Protein Expression and Function Test
The cytoplasmic expression, periplasmic translocation and surface display of PbrR-MBP were verified by SDS-PAGE and Western Blotting. The specific band in western blotting for his-tag fused MBP of about 12 kD confirmed that the MBP was expressed as expected (Fig 12). Considerable amount of MBP expressed in cytosol can also be indicated from the result of SDS-PAGE. Overexpression band in SDS-PAGE result and specific band in the western blotting in size of expected molecular weight also indicated that the fusion proteins were translocated into periplasm and displayed on the surface as expected (Fig 13). Therefore, the bioabsorbent of lead employs same pathways to serve the decontamination goal as mecury bioabsorbent: to express MBP in the cytosol, in the periplasm and on the surface. Their expression was under the regulation of T7 promoter, driven by constitutively expressed T7 polymerase.
Fig 12. The specific band in western blot for his-tag fused MBP of about 12 kD confirmed that the MBP is expressed as expected. Considerable amount of MBP expressed in cytosol can be indicated from the result of SDS-PAGE.
Fig 13. There are overexpression band in SDS-PAGE result and specific band in the western result at the expected molecular weight, which indicate that the fusion proteins are translocated into periplasm as expected.
Besides, we conducted 3D structure modeling to overview them and their localization (Fig 14).
Fig 14. Overview of various localization of MBP engineered from PbrR.
After verifying that the PbrR-MBP could be expressed and translocated as expected, the function test was carried out with ICP-AES, using the method described at MBP Expression Page.
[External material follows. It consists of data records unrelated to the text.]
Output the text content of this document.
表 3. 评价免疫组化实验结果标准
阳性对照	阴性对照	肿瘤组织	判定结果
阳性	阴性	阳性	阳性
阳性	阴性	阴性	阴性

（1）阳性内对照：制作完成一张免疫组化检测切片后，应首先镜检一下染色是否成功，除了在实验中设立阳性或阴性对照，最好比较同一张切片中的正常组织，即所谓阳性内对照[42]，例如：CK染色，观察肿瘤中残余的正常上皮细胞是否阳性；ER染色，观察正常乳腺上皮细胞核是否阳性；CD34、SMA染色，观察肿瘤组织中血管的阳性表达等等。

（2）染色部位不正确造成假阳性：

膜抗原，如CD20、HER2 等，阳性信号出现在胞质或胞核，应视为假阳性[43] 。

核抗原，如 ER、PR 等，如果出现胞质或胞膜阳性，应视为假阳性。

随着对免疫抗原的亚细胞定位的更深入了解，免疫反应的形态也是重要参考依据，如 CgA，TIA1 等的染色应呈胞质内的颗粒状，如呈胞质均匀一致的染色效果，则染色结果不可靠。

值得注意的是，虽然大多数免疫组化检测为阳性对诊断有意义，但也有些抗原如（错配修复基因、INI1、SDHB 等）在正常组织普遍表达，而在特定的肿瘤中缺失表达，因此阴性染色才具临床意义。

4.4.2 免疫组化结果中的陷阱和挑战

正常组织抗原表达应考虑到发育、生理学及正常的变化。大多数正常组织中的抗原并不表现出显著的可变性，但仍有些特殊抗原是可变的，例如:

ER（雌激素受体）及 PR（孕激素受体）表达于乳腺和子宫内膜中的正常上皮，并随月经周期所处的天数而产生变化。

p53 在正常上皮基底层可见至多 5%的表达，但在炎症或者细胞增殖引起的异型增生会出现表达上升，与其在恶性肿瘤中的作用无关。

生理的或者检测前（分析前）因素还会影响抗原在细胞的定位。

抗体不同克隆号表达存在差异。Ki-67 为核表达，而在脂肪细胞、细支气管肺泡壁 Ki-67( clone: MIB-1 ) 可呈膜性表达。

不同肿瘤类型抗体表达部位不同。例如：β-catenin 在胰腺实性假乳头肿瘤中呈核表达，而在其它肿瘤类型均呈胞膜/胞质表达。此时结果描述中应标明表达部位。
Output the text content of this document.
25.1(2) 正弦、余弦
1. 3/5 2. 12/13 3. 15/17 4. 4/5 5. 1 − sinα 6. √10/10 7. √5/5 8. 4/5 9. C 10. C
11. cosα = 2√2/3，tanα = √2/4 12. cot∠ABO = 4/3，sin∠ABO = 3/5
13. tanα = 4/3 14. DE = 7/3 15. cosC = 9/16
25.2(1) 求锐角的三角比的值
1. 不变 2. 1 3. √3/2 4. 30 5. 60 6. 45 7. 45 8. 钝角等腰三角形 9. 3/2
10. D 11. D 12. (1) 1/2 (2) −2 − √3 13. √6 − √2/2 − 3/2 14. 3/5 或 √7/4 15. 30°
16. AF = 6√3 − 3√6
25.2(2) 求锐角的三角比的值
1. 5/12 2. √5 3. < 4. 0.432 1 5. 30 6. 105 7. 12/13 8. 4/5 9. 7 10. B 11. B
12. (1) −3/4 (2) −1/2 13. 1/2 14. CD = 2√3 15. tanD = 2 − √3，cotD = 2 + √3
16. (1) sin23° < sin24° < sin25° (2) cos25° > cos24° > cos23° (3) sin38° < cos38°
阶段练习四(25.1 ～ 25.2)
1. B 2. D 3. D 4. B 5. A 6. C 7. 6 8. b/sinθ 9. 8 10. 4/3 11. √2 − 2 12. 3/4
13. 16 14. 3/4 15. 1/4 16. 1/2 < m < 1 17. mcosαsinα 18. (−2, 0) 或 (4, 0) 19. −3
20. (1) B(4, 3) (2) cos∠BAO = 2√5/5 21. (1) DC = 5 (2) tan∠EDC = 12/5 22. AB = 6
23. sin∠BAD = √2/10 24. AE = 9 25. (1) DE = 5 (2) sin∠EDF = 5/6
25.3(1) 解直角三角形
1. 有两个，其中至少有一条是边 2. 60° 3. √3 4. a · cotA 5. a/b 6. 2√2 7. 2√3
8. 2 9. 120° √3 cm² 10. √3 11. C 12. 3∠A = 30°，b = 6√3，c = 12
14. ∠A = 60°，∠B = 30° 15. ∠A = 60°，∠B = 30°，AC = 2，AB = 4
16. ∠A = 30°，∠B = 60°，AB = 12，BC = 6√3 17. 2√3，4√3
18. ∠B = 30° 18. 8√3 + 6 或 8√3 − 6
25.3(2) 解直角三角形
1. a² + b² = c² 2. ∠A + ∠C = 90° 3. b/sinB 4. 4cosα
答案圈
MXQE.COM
The result was similar to that of mercury MBP. The lead binding capacity of MBP with different localization was indicated in Fig 15. The surface displayed MBP appeared to have highest binding capacity while the pyramiding of MBP expression did not function as expected.
Fig 15 Different amount of lead absorbed by bacteria with MBP expressed in different subcellular compartments cultured for ~40h in 10-5 mol/L Pb (II) medium.
reference
[1] Peng Chen, Bill Greenberg, Safiyh Taghavi, Christine Romano, Daniel van der Lelie, and Chuan He, An exceptionally selective lead (II)-regulatory protein from Ralstonia metallidurans: development of a fluorescent lead (II) probe, Angew. Chem. 117, 2005, 2775 –2779.
[2] Nigel L. Brown, Jivko V. Stoyanov, Stephen P. Kidd, Jon L. Hobman, The MerR family of transcriptional regulators, FEMS Microbiology Reviews, 27, 2003, 145-163.
[3] Lingyun Song, Jonathan Caguiat, Zhongrui Li, Jacob Shokes, Robert A. Scott, Lynda Olliff, and Anne O. Summers, Engineered Single-Chain, Antiparallel, Coiled Coil Mimics the MerR Metal Binding Site, Journal of Bacteriology, 186(6), 2004, 1861–1868.
[4] Song, L., Caguiat, J., Li, Z., Shokes, J., Scott, R. A., Olliff, L. &Summers, A. O. (2004). Engineered single-chain, antiparallel,coiled coil mimics the MerR metal binding site. J Bacteriol 186,1861–1868.